Responding to a U.S. Pacific Command Fleet request, SUPSALV located and documented the wreckage using side-scan sonar and photographs of the helicopter as it lay on the ocean floor during North Pacific operations last spring.
SUPSALV returned to the site this month at the request of the Navy Safety Center with CURV 21, a deep-water, remotely operated vehicle with the ability to meet deep ocean salvage requirements to a maximum depth of 20,000 feet.
The SUPSALV team met the contracted salvage vessel in Guam, completed mobilization of CURV and its deep-lift take-up reel, and departed for the five-day transit.
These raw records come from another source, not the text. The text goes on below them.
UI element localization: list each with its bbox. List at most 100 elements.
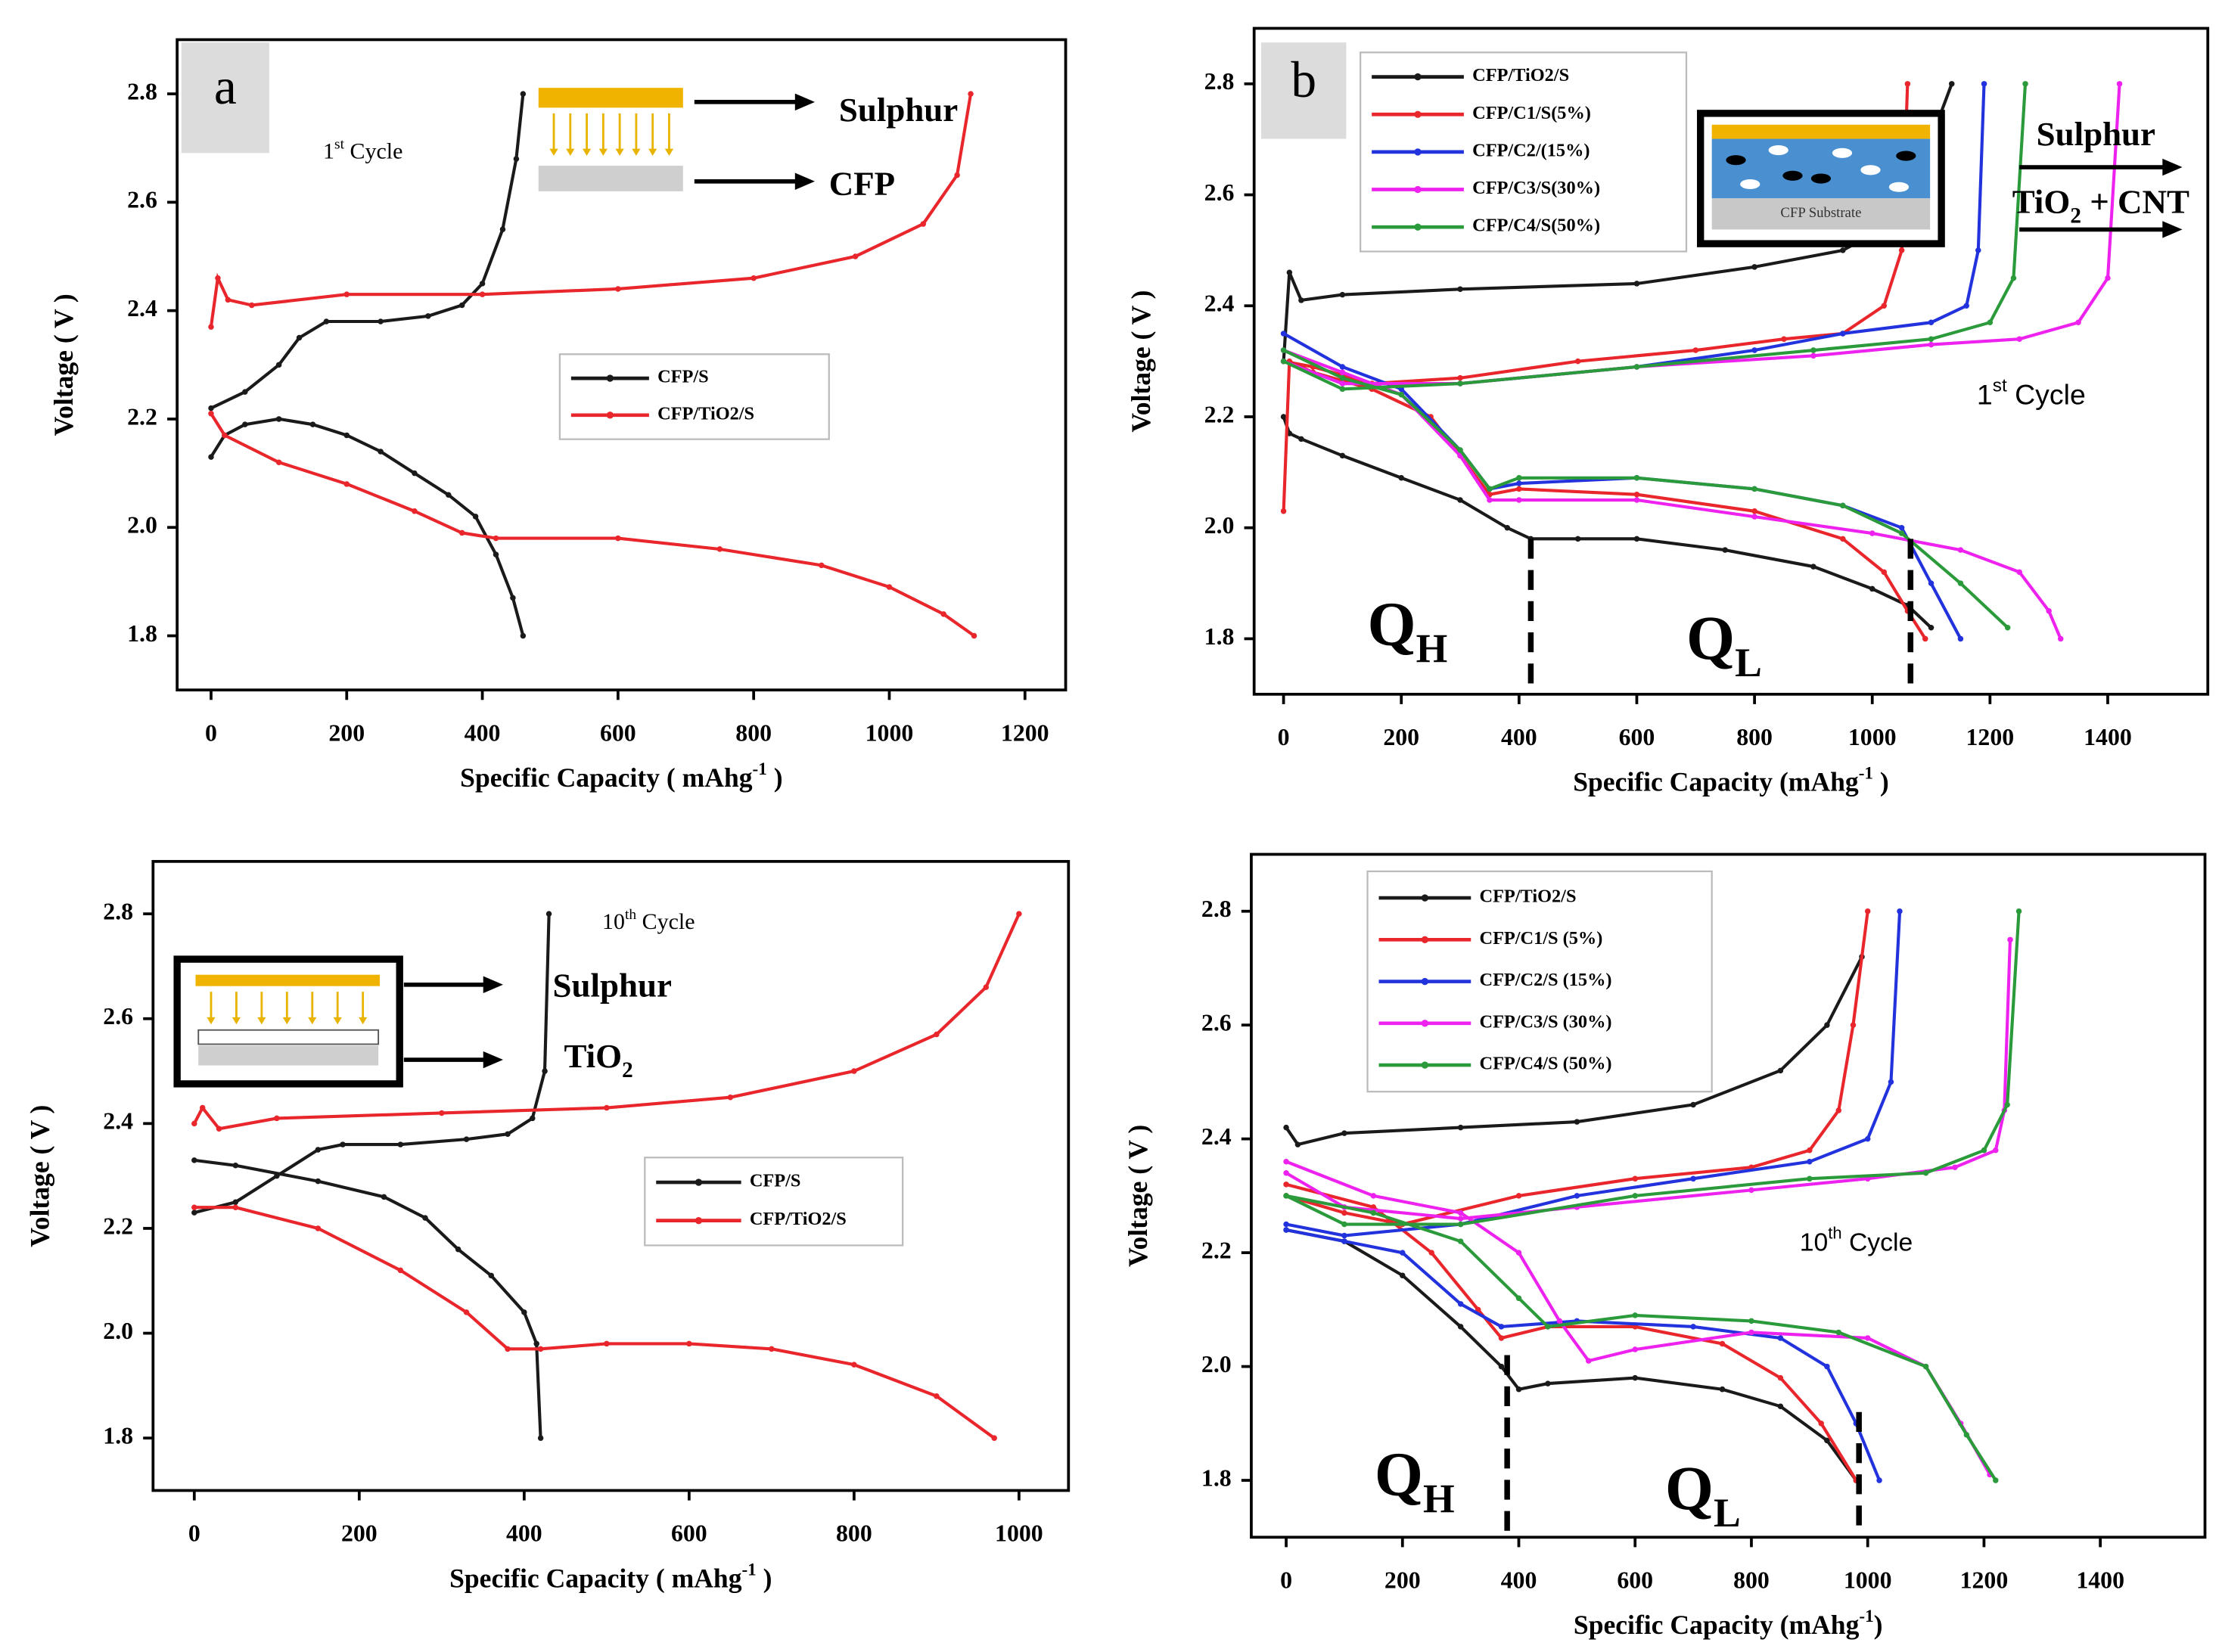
data-point	[1633, 536, 1640, 542]
legend-label: CFP/C1/S(5%)	[1472, 103, 1591, 123]
x-tick-label: 1000	[1844, 1567, 1892, 1594]
arrow-head	[2162, 158, 2183, 176]
inset-label: CFP	[829, 165, 895, 203]
data-point	[1949, 81, 1955, 87]
data-point	[1881, 569, 1888, 576]
data-point	[1398, 474, 1404, 481]
data-point	[275, 459, 282, 466]
data-point	[513, 156, 520, 162]
data-point	[315, 1225, 322, 1231]
x-tick-label: 0	[1280, 1567, 1292, 1594]
data-point	[1864, 1135, 1871, 1142]
data-point	[275, 416, 282, 422]
data-point	[1719, 1340, 1726, 1347]
data-point	[1016, 911, 1022, 917]
data-point	[1898, 524, 1905, 531]
arrow-head	[483, 1051, 503, 1069]
data-point	[521, 1309, 527, 1315]
data-point	[222, 432, 228, 439]
x-tick-label: 600	[600, 719, 636, 746]
x-axis-label-part: Specific Capacity (mAhg	[1574, 1610, 1860, 1640]
data-point	[1751, 486, 1757, 492]
data-point	[315, 1178, 322, 1185]
x-axis-label-part: )	[1873, 767, 1889, 797]
arrow-head	[483, 976, 503, 994]
legend-label: CFP/C4/S(50%)	[1472, 216, 1600, 236]
plot-frame	[1252, 26, 2210, 696]
data-point	[968, 91, 974, 97]
data-point	[191, 1210, 197, 1216]
inset-arrow-head	[566, 148, 575, 157]
data-point	[1810, 352, 1816, 359]
inset-label-part: + CNT	[2081, 183, 2189, 221]
inset-arrow-head	[615, 148, 624, 157]
x-axis-label: Specific Capacity ( mAhg-1 )	[460, 759, 782, 793]
data-point	[1286, 269, 1293, 275]
data-point	[1632, 1374, 1638, 1381]
legend-marker	[1414, 185, 1422, 194]
data-point	[1993, 1477, 1999, 1483]
data-point	[1457, 374, 1463, 381]
x-tick-label: 1000	[995, 1520, 1043, 1547]
data-point	[1632, 1312, 1638, 1318]
legend-label: CFP/C3/S(30%)	[1472, 178, 1600, 198]
capacity-region-label-part: Q	[1665, 1454, 1714, 1523]
data-point	[505, 1131, 511, 1137]
inset-arrow-head	[598, 148, 608, 157]
data-point	[851, 1362, 857, 1368]
y-tick-label: 2.2	[127, 403, 157, 430]
sulphur-layer	[1711, 124, 1931, 139]
data-point	[1574, 1193, 1580, 1199]
data-point	[1810, 347, 1816, 353]
data-point	[1280, 358, 1287, 365]
data-point	[1690, 1324, 1696, 1330]
data-point	[1922, 1363, 1929, 1370]
data-point	[615, 286, 621, 292]
sulphur-layer	[195, 974, 380, 986]
data-point	[886, 584, 893, 590]
x-axis-label: Specific Capacity (mAhg-1 )	[1573, 764, 1889, 797]
inset-arrow-head	[207, 1017, 216, 1025]
y-tick-label: 2.6	[103, 1003, 133, 1029]
arrow-head	[794, 172, 816, 190]
data-point	[1881, 303, 1888, 309]
data-point	[1692, 347, 1699, 353]
data-point	[1545, 1324, 1551, 1330]
data-point	[1556, 1318, 1563, 1324]
data-point	[1633, 474, 1640, 481]
data-point	[208, 454, 214, 460]
data-point	[2004, 625, 2011, 631]
legend-marker	[1414, 110, 1422, 118]
capacity-region-label-part: L	[1714, 1490, 1741, 1536]
data-point	[2016, 336, 2022, 343]
data-point	[604, 1340, 610, 1347]
data-point	[274, 1172, 280, 1179]
legend-marker	[1421, 1020, 1429, 1027]
data-point	[851, 1068, 857, 1074]
inset-label: TiO2	[564, 1037, 632, 1082]
data-point	[472, 514, 479, 520]
data-point	[1632, 1346, 1638, 1352]
data-point	[1864, 908, 1871, 914]
data-point	[1498, 1324, 1505, 1330]
data-point	[1487, 497, 1493, 503]
data-point	[488, 1272, 494, 1279]
data-point	[2075, 319, 2081, 326]
data-point	[242, 389, 248, 395]
data-point	[1751, 514, 1757, 520]
data-point	[274, 1115, 280, 1122]
data-point	[1981, 81, 1987, 87]
data-point	[1487, 486, 1493, 492]
inset-arrow-head	[664, 148, 674, 157]
data-point	[446, 492, 452, 498]
legend-marker	[1414, 223, 1422, 231]
data-point	[225, 297, 232, 303]
data-point	[1457, 1238, 1464, 1244]
data-point	[1280, 347, 1287, 353]
data-point	[199, 1104, 206, 1111]
data-point	[1574, 358, 1581, 365]
cycle-label-part: 1	[1977, 378, 1993, 410]
data-point	[1457, 1221, 1464, 1228]
data-point	[1975, 247, 1981, 253]
y-tick-label: 2.4	[103, 1108, 133, 1135]
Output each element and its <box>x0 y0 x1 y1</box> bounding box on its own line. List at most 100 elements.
Arriving on the crash site March17, the team began recovery operations. Pulled from its depth of 19,075 FSW, the MH-60S’s recovery broke SUPSALV’s own world depth record for an aircraft recovery.
The salvage vessel will proceed to Fleet Activities Yokosuka where the MH-60S will be offloaded for transport back to the United States.
“As a whole, this operation was fast-paced and entirely successful,” said Bryan Blake, SUPSALV’s Deep Ocean Program Manager. “Our efforts validated the Navy’s deep ocean search and recovery requirements. The capability to recover the airframe and make it available to determine the cause of the accident is a huge plus helping to ensure Naval Aviation safety.
The Navy’s Supervisor of Salvage and Diving provides technical, operational, and emergency support to the Navy, Department of Defense, and other federal agencies in the ocean engineering disciplines of marine salvage, towing, pollution control and abatement, diving and diving system safety, and certification, diving, and salvage equipment procurement, and underwater ship husbandry.